Monique Juillerat, bisher als Mitglied der Geschäftsleitung von "familea" für die externe und interne Kommunikation verantwortlich, wird ab 1. September neue Kommunikations-Verantwortliche der Baselbieter Bildungs-, Kultur- und Sportdirektion.

• Der Kanton Baselland verkauft das "Chuenimatt-Areal" der Bricks Group AG zur Realisierung des Konzeptes "Tri-innova", das eine schrittweise Entwicklung von unterschiedlich grossen Flächen für Dienstleistungs-, Labor-, Produktionsnutzungen sowie Co-working vorsieht.

Spitex Muttenz schliesst die Pflegewohnung Seminarstrasse per 30. November dieses Jahres.

• Die Schweizerischen Rheinhäfen (SRH) verkaufen ihren Anteil an der Rheinhafen-Gesellschaft Weil am Rhein an die Stadt Weil am Rhein.

• Das Rote Kreuz Basel eröffnet am 11. August einen neuen Secondhand-Kleiderladen im Kleinbasel, konkret: am Claraplatz.

• Der 47-jährige Ökonom Michael Harr, verheiratet und Vater zweier Kinder, übernimmt ab 1. August die Geschäftsleitung der Pro Senectute beider Basel.

• Die Basler Regierung legte die Abgeltung der Staatsgarantie durch die Basler Kantonalbank (BKB) für die Jahre 2017 bis 2020 auf jährlich 8,8 Millionen Franken fest.

• Mit Datum vom 1. Juli wird die Kunstkommission für das Kunstmuseum Basel vom Rechts-Professor Felix Uhlmann präsidiert, der den langjährigen Vorsitzenden Peter Mosimann ablöst.
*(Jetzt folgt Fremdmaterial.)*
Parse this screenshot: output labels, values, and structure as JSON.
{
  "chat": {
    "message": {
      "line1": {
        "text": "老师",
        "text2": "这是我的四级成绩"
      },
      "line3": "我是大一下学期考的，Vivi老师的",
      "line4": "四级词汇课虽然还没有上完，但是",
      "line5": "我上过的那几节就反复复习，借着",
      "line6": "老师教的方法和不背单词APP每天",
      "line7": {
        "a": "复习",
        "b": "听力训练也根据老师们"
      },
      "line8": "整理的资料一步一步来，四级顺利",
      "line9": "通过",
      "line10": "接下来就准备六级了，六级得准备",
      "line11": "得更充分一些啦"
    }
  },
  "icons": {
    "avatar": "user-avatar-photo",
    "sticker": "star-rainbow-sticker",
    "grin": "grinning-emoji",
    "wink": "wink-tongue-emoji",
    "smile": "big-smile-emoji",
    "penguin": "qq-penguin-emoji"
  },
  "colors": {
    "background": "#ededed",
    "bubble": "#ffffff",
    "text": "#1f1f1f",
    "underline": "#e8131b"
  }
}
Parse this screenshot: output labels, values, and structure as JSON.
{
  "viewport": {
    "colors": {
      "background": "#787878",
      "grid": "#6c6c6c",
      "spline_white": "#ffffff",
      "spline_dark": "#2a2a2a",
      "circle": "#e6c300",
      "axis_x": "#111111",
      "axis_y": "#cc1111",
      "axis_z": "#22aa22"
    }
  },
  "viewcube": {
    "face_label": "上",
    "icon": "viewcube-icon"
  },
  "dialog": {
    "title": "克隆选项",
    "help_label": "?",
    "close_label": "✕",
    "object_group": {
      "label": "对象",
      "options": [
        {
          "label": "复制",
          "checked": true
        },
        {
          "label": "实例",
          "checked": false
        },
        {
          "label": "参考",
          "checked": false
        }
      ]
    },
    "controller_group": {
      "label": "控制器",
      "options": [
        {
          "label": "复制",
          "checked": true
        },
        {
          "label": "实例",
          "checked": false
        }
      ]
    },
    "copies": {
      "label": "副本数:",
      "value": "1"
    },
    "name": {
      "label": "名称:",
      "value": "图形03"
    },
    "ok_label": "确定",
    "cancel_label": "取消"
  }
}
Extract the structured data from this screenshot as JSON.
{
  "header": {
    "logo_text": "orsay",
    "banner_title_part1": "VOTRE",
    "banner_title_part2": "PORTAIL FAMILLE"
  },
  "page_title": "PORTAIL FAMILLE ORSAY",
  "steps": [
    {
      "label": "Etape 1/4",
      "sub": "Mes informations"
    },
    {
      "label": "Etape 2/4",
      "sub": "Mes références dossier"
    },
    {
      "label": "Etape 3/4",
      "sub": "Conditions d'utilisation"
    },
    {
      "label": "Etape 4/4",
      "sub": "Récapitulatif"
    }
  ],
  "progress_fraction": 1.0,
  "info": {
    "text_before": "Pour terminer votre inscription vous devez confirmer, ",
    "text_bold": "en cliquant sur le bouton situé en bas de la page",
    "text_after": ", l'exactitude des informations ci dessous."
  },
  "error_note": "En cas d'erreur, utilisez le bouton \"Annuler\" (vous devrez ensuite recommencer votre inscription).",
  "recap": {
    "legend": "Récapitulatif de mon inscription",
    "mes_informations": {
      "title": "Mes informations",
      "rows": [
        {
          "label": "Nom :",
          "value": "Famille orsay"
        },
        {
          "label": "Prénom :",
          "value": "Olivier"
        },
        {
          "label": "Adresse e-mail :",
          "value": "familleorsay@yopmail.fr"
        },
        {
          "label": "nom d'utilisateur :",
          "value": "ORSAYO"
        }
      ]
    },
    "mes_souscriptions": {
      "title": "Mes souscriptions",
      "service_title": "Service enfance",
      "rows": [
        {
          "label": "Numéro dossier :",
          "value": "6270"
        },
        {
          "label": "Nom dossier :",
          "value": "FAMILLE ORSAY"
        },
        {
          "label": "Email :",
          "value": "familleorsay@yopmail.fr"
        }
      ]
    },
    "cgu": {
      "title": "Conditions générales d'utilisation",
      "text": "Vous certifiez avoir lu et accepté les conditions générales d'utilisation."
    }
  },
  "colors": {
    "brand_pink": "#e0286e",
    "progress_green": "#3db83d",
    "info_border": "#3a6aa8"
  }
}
• Die Basler Regierung hat der Bau- und Finanzgesellschaft Zum Greifen AG den Zuschlag für Bau und den Betrieb eines neuen Quartierparkings unter dem Landhof-Areal erteilt.

• Die von der UNICEF erst kürzlich rezertifizierte "kinderfreundliche Gemeinde" Riehen gibt ihr Wissen an 40 Bürgermeister aus Südkorea weiter, die die Basler Landgemeinde besuchen.
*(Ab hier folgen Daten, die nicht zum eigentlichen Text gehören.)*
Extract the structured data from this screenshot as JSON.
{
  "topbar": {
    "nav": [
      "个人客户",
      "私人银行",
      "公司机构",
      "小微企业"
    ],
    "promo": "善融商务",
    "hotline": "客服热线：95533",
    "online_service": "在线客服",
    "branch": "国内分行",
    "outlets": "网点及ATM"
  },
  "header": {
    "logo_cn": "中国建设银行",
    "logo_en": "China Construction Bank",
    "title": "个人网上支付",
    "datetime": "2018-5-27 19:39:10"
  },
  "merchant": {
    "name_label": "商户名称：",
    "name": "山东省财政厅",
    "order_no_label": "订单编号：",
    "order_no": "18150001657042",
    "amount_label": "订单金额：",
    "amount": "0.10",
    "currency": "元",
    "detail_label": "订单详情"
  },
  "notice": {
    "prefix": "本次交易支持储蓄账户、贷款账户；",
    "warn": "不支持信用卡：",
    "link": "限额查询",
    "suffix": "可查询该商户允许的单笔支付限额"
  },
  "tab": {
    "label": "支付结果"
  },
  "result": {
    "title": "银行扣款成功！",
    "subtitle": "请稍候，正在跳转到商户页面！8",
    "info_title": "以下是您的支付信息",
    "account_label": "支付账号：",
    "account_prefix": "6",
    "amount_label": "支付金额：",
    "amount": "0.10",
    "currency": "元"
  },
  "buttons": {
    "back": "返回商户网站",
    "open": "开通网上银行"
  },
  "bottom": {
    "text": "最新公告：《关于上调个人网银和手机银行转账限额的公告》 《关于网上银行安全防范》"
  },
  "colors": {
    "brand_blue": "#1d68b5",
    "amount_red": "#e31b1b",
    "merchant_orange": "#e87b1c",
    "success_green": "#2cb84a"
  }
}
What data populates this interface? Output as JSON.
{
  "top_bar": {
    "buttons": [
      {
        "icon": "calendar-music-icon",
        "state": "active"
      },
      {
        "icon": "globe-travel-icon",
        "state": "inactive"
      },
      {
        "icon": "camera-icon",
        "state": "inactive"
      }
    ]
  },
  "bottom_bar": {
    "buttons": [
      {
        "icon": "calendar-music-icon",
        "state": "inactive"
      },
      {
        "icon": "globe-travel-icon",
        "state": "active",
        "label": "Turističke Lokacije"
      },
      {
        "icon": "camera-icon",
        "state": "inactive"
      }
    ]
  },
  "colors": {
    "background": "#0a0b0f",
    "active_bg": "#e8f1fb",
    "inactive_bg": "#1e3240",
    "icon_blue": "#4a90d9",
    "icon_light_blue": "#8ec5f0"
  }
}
• Da der Vereinszweck erfüllt sei, hat die Generalversammlung den "Verein Kunschti Eglisee" am 16. Juni mit 30 zu 4 Stimmen aufgelöst.

• Nationalrat Christoph Eymann, der ehemalige Vorsteher des Basler Erziehungsdepartements, wurde als neues Mitglied in den Verwaltungsrat des Karger Verlags gewählt.
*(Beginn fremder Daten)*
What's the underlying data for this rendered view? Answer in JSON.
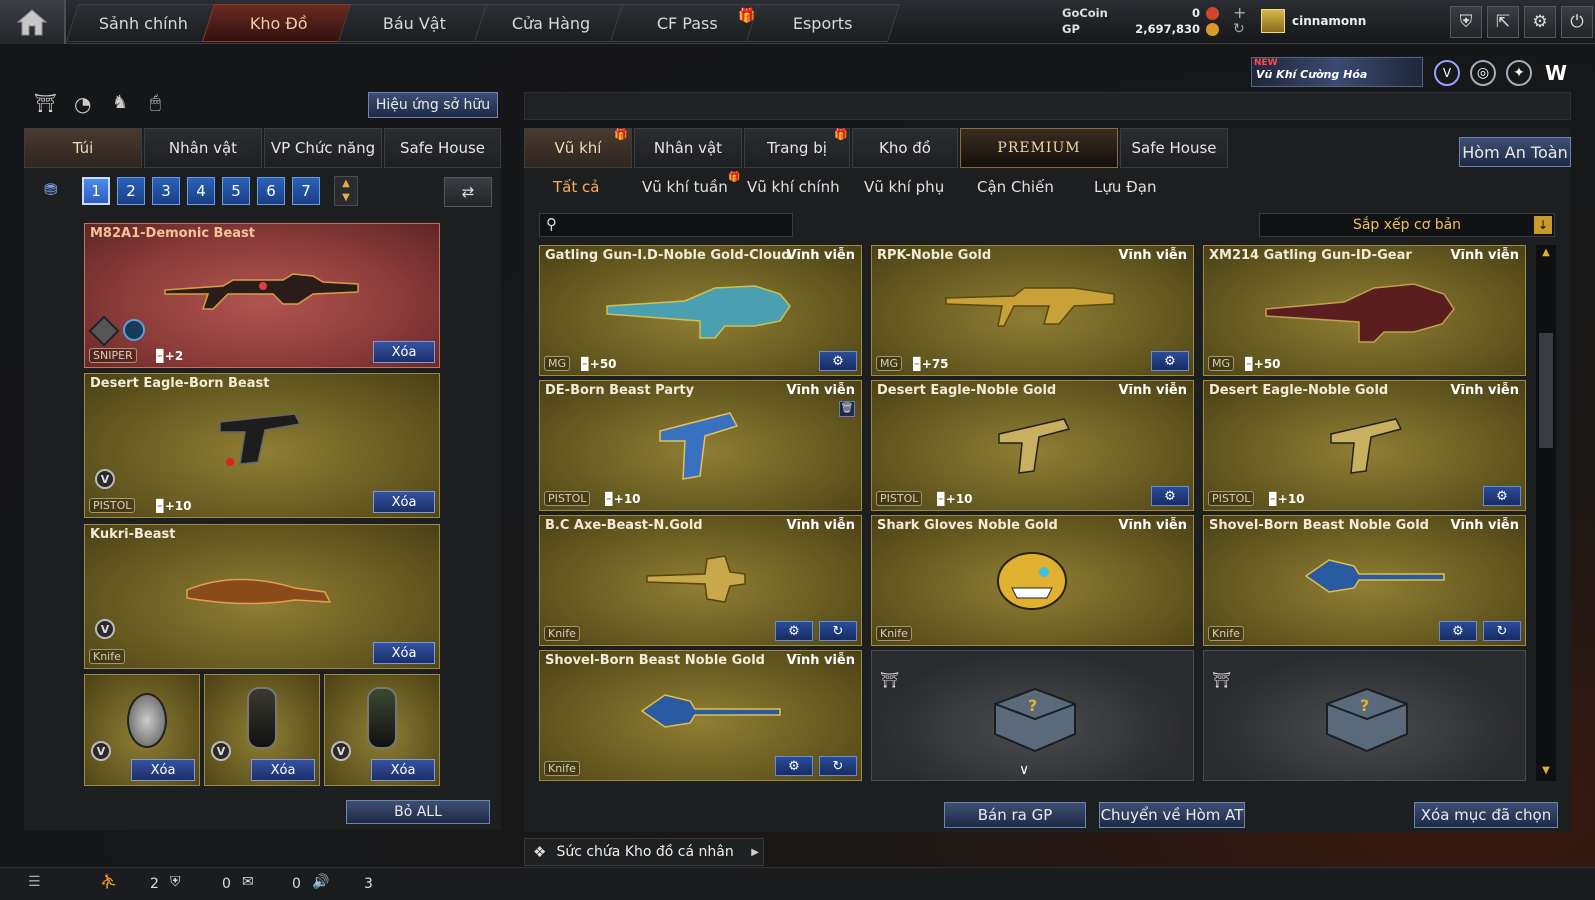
{
  "nav": {
    "tabs": [
      {
        "label": "Sảnh chính"
      },
      {
        "label": "Kho Đồ"
      },
      {
        "label": "Báu Vật"
      },
      {
        "label": "Cửa Hàng"
      },
      {
        "label": "CF Pass"
      },
      {
        "label": "Esports"
      }
    ]
  },
  "currency": {
    "gocoin_label": "GoCoin",
    "gocoin_value": "0",
    "gp_label": "GP",
    "gp_value": "2,697,830"
  },
  "user": {
    "name": "cinnamonn"
  },
  "promo": {
    "new_badge": "NEW",
    "text": "Vũ Khí Cường Hóa"
  },
  "left": {
    "effects_button": "Hiệu ứng sở hữu",
    "tabs": [
      {
        "label": "Túi"
      },
      {
        "label": "Nhân vật"
      },
      {
        "label": "VP Chức năng"
      },
      {
        "label": "Safe House"
      }
    ],
    "pages": [
      "1",
      "2",
      "3",
      "4",
      "5",
      "6",
      "7"
    ],
    "slots": [
      {
        "name": "M82A1-Demonic Beast",
        "category": "SNIPER",
        "bonus": "+2",
        "delete": "Xóa"
      },
      {
        "name": "Desert Eagle-Born Beast",
        "category": "PISTOL",
        "bonus": "+10",
        "delete": "Xóa"
      },
      {
        "name": "Kukri-Beast",
        "category": "Knife",
        "bonus": "",
        "delete": "Xóa"
      }
    ],
    "grenades": [
      {
        "delete": "Xóa"
      },
      {
        "delete": "Xóa"
      },
      {
        "delete": "Xóa"
      }
    ],
    "remove_all": "Bỏ ALL"
  },
  "right": {
    "tabs": [
      {
        "label": "Vũ khí"
      },
      {
        "label": "Nhân vật"
      },
      {
        "label": "Trang bị"
      },
      {
        "label": "Kho đồ"
      },
      {
        "label": "PREMIUM"
      },
      {
        "label": "Safe House"
      }
    ],
    "safe_box_button": "Hòm An Toàn",
    "subtabs": [
      {
        "label": "Tất cả"
      },
      {
        "label": "Vũ khí tuần"
      },
      {
        "label": "Vũ khí chính"
      },
      {
        "label": "Vũ khí phụ"
      },
      {
        "label": "Cận Chiến"
      },
      {
        "label": "Lựu Đạn"
      }
    ],
    "search_placeholder": "",
    "sort_label": "Sắp xếp cơ bản",
    "items": [
      {
        "name": "Gatling Gun-I.D-Noble Gold-Cloud",
        "duration": "Vĩnh viễn",
        "category": "MG",
        "bonus": "+50"
      },
      {
        "name": "RPK-Noble Gold",
        "duration": "Vĩnh viễn",
        "category": "MG",
        "bonus": "+75"
      },
      {
        "name": "XM214 Gatling Gun-ID-Gear",
        "duration": "Vĩnh viễn",
        "category": "MG",
        "bonus": "+50"
      },
      {
        "name": "DE-Born Beast Party",
        "duration": "Vĩnh viễn",
        "category": "PISTOL",
        "bonus": "+10"
      },
      {
        "name": "Desert Eagle-Noble Gold",
        "duration": "Vĩnh viễn",
        "category": "PISTOL",
        "bonus": "+10"
      },
      {
        "name": "Desert Eagle-Noble Gold",
        "duration": "Vĩnh viễn",
        "category": "PISTOL",
        "bonus": "+10"
      },
      {
        "name": "B.C Axe-Beast-N.Gold",
        "duration": "Vĩnh viễn",
        "category": "Knife",
        "bonus": ""
      },
      {
        "name": "Shark Gloves Noble Gold",
        "duration": "Vĩnh viễn",
        "category": "Knife",
        "bonus": ""
      },
      {
        "name": "Shovel-Born Beast Noble Gold",
        "duration": "Vĩnh viễn",
        "category": "Knife",
        "bonus": ""
      },
      {
        "name": "Shovel-Born Beast Noble Gold",
        "duration": "Vĩnh viễn",
        "category": "Knife",
        "bonus": ""
      }
    ],
    "sell_button": "Bán ra GP",
    "transfer_button": "Chuyển về Hòm AT",
    "delete_selected_button": "Xóa mục đã chọn",
    "capacity_label": "Sức chứa Kho đồ cá nhân"
  },
  "status": {
    "count1": "2",
    "count2": "0",
    "count3": "0",
    "count4": "3"
  }
}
• Der Kanton Basel-Stadt führt eine neue, zusammenhängende Fussgängerorientierung ein, mit der sich ortsunkundige Gäste, aber auch Einheimische in Basel künftig durch neue Stadtpläne auf Stelen besser zurechtfinden sollen.

• Die kantonale Volksinitiative "Recht auf Wohnen" wurde mit bisher 3'188 gültigen Stimmen der Basler Staatskanzlei überreicht.

• Der Therwiler Gemeindepräsident Reto Wolf löst kommenden September Elisabeth Schneider-Schneiter im Präsidium der "Starken Region Basel/Nordwestschweiz" ab.

Dominik Prétôt, der frühere CEO von Telebasel, wird per 1. Januar 2018 mit einem 50 Prozent-Pensum neuer Informations-Beauftragter der Römisch-katholischen Landeskirche Baselland.